A mi amigo del desierto
Ya no llueve por allá, me dijo Tiburcio con tristeza. Todo se seca rapidito, hasta el agua de los cuerpos.
De veras que yo ya ni me acuerdo de aquellos rumbos, le dije, seguro que ni llegar sé. Ya ni de oídas me entero del Arenal, a nadie me encuentro, a nadie busco: de allá sólo se traen puras malas noticias.
Tiburcio siguió hablando. Los ojos se secan, nadie se acuerda de llorar, ni los viejos ni los niños conocen el agua del alma. Sólo se escuchan gemidos detrás de las puertas.
Allá no llueve nunca pero Tiburcio me lo vino a contar asustado, como si de un día para el otro la tierra se hubiera tragado todos los cántaros de ese pueblo sin poros.
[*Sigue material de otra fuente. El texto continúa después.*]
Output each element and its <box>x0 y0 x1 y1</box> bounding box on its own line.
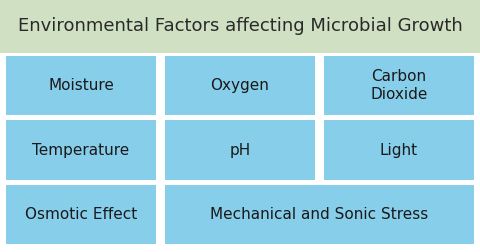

Él hablaba y hablaba. Sólo de oírlo se me agrietaron los labios. Me los quise remojar con agua de tuna. Cómo extraño el agua de tuna, le dije. Aquí sólo hay latas y botellas retornables. Tiburcio tragó saliva. Sí, yo también extraño el agua, me dijo, y siguió hablando. Yo le noté la nostalgia en la boca. Entonces dejé de oír sus palabras, sabía bien que aquel lugar, como él mismo, no se mueve al parejo que el reloj. Además, yo ni me acordaba de aquella gente, ni de la sed, ni de los ruidos que tanto le raspaban la garganta a Tiburcio.
De pronto se detuvo a media palabra y me miró; yo sentí miedo de verlo tan quieto, tragando saliva. Tengo sed, me dijo. Sí, yo también estaba toda seca pero no le dije nada. Tiburcio me adivinó cuando pasé la punta de mi lengua por mis labios. No, eso no sirve, le oí decir apenas y luego me pegó su boca y sentí sus surcos. Empezó a sacarme agua, mucha agua, como de un pozo profundo: ya ni quien se acuerde de la gente, de la sed, de esa maldita sed que evapora los líquidos del cuerpo.
Tiburcio se fue; me dejó empapada tres días y no volvió. Él sí es de allá, no puede vivir entre las aguas.